I know this is a bit of an essay but I think it is important to set out very clearly what is going on with the consultation about Lightburn Hospital.
The last Labour-LibDem administration in Holyrood set up a process, in 2010, to manage proposals from Health Boards for changes in services.
That is the process that is being followed now. It is designed to let the Health Board do its job of making proposals for changes to services, including engagement and consultation with local people, and to let the Scottish Health Council do its job in overseeing the process.
The job of the Health Board is to make final proposals to the Government about any Major Service Changes, once these have been through the consultation process.
Once the Health Board has presented them to her, the Health Secretary then makes a decision on the final proposals.
There is no point in the Health Secretary intervening earlier, because she needs to see the full final details of the proposals the Health Board is making, its reasons for wanting to make those changes and the results of the public consultation process.

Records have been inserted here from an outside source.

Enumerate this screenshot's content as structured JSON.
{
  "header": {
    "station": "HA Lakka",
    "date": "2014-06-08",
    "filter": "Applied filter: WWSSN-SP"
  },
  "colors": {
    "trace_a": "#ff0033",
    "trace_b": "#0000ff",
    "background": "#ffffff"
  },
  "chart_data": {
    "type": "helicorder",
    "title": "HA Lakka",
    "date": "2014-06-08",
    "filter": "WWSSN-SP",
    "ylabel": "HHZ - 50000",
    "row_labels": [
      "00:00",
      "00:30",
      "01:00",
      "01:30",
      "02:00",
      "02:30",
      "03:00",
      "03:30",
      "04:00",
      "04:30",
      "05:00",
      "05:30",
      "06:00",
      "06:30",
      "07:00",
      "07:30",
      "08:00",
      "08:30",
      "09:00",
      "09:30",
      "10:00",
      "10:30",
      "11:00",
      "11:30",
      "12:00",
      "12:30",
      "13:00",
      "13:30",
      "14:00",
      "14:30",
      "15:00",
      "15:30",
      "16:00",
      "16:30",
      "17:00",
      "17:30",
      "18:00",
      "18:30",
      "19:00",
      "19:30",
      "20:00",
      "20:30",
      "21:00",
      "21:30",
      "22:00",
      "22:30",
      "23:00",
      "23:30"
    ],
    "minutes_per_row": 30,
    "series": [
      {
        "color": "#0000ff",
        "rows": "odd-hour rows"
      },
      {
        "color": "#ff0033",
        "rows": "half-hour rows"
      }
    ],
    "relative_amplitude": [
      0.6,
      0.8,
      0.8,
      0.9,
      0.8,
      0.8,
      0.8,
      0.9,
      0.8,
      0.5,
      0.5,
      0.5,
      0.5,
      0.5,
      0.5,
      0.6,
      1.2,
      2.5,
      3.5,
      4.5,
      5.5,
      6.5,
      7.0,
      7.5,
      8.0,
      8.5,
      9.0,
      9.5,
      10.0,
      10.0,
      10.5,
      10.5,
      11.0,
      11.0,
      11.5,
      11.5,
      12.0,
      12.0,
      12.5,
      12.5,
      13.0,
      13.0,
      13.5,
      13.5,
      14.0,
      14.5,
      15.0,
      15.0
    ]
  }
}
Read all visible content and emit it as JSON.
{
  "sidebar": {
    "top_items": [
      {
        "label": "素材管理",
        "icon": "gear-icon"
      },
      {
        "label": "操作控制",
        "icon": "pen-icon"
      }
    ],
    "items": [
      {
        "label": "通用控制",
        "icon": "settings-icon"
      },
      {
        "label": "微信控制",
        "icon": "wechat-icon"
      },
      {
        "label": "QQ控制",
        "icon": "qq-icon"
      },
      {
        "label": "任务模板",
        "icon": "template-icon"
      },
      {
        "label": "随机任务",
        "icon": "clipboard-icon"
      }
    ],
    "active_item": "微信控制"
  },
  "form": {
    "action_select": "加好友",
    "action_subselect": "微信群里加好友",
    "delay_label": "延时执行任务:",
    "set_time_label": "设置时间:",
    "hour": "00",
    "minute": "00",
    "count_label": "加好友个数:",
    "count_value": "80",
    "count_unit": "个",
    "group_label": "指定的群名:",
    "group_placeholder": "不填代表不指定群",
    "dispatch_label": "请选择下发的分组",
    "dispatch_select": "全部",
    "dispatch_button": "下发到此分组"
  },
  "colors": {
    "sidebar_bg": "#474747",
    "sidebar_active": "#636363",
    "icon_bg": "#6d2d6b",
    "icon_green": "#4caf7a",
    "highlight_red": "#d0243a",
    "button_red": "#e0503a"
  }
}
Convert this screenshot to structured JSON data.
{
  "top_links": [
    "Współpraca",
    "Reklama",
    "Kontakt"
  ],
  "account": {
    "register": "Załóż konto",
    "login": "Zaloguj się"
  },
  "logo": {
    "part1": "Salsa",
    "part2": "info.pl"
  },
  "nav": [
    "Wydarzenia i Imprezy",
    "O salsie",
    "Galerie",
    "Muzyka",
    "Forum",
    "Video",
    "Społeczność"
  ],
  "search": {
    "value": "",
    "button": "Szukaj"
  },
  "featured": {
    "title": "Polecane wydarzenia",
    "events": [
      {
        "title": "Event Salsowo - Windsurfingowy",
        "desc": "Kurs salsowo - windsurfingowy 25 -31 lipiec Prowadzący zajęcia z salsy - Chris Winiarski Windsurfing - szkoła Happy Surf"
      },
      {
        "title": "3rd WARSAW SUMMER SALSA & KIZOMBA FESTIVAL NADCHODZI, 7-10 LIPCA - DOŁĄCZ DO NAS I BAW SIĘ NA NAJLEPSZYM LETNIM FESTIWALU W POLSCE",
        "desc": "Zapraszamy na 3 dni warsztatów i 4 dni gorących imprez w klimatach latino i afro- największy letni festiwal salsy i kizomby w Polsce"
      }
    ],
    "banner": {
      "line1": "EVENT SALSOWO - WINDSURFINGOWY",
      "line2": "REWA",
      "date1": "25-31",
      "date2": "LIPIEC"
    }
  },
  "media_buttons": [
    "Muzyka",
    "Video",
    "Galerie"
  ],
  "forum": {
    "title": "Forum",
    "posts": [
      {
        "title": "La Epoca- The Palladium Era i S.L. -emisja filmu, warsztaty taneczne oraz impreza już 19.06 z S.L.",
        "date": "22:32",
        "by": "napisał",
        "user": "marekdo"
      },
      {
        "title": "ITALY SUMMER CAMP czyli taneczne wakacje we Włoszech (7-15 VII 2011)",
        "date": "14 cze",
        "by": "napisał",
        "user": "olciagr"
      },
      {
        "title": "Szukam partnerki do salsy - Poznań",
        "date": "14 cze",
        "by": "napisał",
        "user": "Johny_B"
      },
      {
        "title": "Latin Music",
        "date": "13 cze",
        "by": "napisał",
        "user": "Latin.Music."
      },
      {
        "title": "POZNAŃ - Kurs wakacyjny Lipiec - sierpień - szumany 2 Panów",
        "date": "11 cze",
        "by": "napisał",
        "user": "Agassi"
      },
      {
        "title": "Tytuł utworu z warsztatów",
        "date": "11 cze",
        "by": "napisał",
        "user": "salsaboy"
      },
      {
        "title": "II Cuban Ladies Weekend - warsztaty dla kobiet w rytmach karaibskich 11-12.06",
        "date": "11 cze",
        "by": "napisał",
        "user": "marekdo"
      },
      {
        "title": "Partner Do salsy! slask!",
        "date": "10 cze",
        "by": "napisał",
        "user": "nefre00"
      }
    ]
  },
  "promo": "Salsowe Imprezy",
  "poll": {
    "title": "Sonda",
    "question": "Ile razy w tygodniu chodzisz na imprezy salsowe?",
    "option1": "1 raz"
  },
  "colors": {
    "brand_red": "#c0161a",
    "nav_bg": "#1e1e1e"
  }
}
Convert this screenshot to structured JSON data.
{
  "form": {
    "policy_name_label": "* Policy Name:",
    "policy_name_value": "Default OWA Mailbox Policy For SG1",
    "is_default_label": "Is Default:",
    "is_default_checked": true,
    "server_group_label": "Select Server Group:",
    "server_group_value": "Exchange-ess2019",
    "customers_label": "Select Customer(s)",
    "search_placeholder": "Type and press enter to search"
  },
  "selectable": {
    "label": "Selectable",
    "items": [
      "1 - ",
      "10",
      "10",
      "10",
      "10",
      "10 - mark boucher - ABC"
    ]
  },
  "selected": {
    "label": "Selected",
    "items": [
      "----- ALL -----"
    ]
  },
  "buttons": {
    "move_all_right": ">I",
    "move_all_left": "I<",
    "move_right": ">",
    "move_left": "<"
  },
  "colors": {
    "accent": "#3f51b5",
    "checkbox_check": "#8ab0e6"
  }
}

At the moment the Health Board doesn't even have a final proposal. It's not clear what services they want to move, and to where, and they keep changing their mind on this and on the reasons why they want to make these changes.
The process works.
In 2011, when the Health Board presented proposals to Nicola Sturgeon, who was then the Health Secretary, she refused to accept them. Her decision was based on the input from local people to the consultation process.
The first set of proposals the Health Board made last year argued that the changes to Lightburn didn't constitute a Major Service Change. If this was the case, it would mean that they wouldn't have to go to the Government for approval.
Under pressure from me and other campaigners, the Scottish Health Council did its job. It intervened, overruled the Health Board and deemed the Lightburn changes a Major Service Change.
That is why we are now entering a three-month consultation phase following on from the engagement process that happened last year.
And that is why it is important that as many local people and organisations as possible make their submissions to the Health Board so that the Health Secretary can see that Lightburn has the full support of the local community.
A tweet from Anas Sarwar just doesn't cut it – not when it's up against detailed analysis and arguments from the Health Board.
That's why I took the time to put together an 11-page document arguing in detail why the Health Board's proposals are a mistake and shouldn't go ahead. My submission thoroughly reviewed the Health Board's case in the context of the needs of the local community and in the light of Scottish Government statements, policies and strategies for health and social care.
In December, I also sent in a detailed set of questions under Freedom of Information legislation and I will be using the Board's response to that in my ongoing analysis.
And as you can see from the graphic below, which shows who has submitted what to them (taken from the Health Board's website), some of us made more effort than others to engage in this process.
I'd encourage everyone with an interest to take meaningful part in this consultation process, to give the Heath Secretary good reason to overrule the Health Board when the time comes.
Let's leave the soundbites to others.